The government doesn’t like that, because there’s been no advice on what I’ll call decumulation. How do you set yourself up to live through however long you’re going to live given increasing life spans? Eventually, I believe we’re going to come to a sensible place that may be lower fee and distribution. Truthfully, it doesn’t bother me in the slightest bit, a small piece of the business. I don’t think this is going to result in fundamental changes in distribution. I think it may change how product is priced, and that’s okay.
Operator: Thank you. The next question is coming from Brian Bedell of Deutsche Bank. Please go ahead.
Brian Bedell: Great. Thanks. Good morning, folks. Thanks for taking my question. Maybe just to zoom in, Martin, on the FRE guidance, the 15% to 20% next year. For the higher end of that or getting close to the higher end of that, would it be capital markets or capital solutions fees is the biggest swing factor? And then if you could just comment on the trajectory of that, definitely certainly much better again this year than last year. And I think you’re — maybe if you can just confirm, I think your guidance was for flat solutions fees baked into that 15% to 20%. So maybe the trajectory of that and what drivers would increase the solutions fees a little bit faster?
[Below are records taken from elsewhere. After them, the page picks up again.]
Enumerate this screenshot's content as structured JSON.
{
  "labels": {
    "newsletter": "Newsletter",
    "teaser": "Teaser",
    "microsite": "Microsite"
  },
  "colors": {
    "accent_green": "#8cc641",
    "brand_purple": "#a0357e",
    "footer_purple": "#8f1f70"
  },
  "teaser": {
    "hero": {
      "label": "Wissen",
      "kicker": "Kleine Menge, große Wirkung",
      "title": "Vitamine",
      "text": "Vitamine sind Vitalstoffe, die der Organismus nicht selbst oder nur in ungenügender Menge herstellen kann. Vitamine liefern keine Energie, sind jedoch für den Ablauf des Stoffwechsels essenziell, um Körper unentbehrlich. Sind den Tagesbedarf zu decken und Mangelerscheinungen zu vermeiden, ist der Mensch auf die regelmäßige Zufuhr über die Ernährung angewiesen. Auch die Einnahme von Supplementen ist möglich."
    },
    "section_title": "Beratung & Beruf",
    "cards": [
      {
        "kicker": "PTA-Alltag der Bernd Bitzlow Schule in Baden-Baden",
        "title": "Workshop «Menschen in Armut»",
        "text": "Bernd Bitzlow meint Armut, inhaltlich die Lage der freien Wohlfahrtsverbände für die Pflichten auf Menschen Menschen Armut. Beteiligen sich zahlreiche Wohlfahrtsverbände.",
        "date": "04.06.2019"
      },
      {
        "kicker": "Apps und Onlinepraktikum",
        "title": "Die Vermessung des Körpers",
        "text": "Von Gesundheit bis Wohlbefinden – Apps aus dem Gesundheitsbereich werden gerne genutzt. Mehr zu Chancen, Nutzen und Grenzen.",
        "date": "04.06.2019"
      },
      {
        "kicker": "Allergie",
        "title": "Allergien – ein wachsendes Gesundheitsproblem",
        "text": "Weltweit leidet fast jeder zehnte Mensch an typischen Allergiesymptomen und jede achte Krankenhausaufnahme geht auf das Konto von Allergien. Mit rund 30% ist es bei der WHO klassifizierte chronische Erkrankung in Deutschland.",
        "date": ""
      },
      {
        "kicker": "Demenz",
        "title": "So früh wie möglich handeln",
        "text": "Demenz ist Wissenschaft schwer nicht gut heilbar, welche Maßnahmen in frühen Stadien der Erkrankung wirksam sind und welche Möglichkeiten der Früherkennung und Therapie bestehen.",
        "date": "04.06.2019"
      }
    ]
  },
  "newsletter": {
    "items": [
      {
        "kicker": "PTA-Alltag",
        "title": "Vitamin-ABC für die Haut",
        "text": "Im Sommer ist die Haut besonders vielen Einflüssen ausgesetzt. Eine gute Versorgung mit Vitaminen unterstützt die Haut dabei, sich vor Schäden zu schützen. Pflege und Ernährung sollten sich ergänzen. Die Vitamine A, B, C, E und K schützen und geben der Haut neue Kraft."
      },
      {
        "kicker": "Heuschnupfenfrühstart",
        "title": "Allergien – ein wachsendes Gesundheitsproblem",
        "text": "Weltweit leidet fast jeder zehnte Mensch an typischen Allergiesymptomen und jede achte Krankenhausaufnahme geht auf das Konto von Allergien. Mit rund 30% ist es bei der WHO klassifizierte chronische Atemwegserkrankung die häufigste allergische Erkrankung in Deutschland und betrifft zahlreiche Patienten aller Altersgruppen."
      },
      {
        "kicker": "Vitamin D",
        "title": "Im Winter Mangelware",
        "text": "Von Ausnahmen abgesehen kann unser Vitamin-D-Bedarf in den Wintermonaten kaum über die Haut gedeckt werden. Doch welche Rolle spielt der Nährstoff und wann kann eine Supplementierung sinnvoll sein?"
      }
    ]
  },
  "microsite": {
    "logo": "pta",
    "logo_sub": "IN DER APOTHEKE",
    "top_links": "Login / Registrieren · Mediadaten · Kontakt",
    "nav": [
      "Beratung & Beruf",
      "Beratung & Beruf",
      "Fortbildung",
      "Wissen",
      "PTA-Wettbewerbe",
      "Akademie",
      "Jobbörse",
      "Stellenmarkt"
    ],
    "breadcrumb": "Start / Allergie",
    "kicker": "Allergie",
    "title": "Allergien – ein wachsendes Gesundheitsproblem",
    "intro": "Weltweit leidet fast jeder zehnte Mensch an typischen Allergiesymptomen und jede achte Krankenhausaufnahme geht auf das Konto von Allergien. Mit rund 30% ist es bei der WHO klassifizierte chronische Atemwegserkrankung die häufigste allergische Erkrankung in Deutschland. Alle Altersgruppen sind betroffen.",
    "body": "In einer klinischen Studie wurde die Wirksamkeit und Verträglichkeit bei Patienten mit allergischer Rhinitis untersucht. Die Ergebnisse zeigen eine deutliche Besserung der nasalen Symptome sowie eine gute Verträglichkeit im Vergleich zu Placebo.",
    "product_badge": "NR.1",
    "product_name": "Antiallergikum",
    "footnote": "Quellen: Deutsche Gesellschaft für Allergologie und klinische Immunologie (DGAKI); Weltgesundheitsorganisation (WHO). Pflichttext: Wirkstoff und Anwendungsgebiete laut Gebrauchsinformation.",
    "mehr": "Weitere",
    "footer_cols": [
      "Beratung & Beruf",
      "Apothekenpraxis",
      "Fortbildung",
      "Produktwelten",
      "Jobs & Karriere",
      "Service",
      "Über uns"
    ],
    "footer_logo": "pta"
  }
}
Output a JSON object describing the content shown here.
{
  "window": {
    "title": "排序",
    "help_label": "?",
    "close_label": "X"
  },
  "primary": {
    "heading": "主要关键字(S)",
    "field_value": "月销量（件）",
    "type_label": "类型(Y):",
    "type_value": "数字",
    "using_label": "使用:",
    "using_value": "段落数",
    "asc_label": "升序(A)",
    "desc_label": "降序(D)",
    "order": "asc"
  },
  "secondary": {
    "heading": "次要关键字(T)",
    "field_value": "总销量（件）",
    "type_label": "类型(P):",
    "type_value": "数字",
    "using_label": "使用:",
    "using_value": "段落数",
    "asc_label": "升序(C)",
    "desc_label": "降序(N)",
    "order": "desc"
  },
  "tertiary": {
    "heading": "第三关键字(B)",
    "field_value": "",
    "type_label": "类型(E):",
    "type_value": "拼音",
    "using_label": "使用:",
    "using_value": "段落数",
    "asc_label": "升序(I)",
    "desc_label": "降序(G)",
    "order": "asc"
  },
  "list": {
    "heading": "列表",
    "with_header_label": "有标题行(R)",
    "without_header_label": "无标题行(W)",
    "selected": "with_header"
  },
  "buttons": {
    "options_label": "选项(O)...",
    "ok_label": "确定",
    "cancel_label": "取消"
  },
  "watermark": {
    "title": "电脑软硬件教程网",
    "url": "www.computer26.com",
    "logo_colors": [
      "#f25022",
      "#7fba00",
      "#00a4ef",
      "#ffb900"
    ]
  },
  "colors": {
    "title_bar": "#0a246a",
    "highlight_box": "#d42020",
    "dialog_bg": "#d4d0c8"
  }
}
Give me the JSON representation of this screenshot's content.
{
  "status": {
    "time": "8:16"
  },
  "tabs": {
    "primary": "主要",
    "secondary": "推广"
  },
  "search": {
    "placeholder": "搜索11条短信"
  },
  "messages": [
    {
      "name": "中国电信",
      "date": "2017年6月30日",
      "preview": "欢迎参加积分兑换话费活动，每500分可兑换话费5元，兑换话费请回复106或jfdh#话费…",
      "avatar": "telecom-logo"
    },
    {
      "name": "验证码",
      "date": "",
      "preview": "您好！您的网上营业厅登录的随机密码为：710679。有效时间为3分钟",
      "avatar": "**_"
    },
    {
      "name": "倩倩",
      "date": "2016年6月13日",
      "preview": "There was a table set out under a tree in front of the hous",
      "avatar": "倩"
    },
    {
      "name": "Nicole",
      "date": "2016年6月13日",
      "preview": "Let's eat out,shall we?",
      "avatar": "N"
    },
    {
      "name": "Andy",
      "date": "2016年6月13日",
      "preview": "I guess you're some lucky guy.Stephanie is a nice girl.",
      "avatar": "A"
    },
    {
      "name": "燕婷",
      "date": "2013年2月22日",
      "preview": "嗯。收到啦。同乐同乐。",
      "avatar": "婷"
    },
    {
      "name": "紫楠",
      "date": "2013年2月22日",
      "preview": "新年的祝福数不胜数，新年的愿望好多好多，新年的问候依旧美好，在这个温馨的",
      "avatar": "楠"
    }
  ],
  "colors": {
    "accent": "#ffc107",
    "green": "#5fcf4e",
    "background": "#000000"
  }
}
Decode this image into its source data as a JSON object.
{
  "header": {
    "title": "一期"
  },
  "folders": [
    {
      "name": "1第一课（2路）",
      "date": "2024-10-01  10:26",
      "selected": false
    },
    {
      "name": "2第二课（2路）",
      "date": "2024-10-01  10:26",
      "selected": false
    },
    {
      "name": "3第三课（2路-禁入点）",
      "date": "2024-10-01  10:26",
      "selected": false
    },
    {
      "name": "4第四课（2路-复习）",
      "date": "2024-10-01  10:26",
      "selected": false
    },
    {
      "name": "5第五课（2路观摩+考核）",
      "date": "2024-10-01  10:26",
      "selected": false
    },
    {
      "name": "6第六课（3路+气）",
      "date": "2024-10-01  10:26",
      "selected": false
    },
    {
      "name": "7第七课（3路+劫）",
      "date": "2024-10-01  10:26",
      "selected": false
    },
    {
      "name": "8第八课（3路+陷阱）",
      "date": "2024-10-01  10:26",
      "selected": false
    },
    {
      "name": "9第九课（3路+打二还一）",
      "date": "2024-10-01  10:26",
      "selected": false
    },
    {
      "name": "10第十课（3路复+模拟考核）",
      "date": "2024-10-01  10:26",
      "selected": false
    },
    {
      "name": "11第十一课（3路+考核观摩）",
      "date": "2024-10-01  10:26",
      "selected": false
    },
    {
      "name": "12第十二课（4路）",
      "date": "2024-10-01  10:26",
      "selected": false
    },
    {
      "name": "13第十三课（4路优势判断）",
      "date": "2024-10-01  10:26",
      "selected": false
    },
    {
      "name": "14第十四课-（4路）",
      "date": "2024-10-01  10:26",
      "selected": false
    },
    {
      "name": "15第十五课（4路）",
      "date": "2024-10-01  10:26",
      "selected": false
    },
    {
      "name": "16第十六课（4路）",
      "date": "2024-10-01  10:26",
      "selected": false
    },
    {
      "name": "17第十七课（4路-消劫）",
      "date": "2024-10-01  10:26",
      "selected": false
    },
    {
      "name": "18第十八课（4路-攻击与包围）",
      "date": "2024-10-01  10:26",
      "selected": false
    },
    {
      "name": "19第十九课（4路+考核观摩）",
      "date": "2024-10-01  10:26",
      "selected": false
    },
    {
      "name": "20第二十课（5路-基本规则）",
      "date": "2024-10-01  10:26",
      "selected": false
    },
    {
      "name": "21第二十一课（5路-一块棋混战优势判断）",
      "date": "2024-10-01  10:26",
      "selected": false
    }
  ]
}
Martin Kelly: Great, Brian. So what I said is that’s sort of current best estimate, obviously. And so we’re focused on all the fundraising initiatives Scott raised. Putting money to work in an environment which we think is conducive to our investing orientation, and then continuing to build out the capital solutions business. And so any — we’ve made assumptions around each of the three of them, any of them could be a plus or minus to the guidance I gave. And so we’ll talk more about capital solutions on the 14th. That’s one of the objectives of the day to connect that back to the origination strategy, and our fixed income, origination and distribution focus. But yes, in the comments I made, we are assuming it’s flat. Is there upside?
Potentially, but we’re really, really happy with the growth of the business. A five-year plan in two years is pretty heroic. And so we’re focused on building out that business further and repeating the success we’ve had. So with a primary emphasis on credit and then building it out to other — to co-invest over time.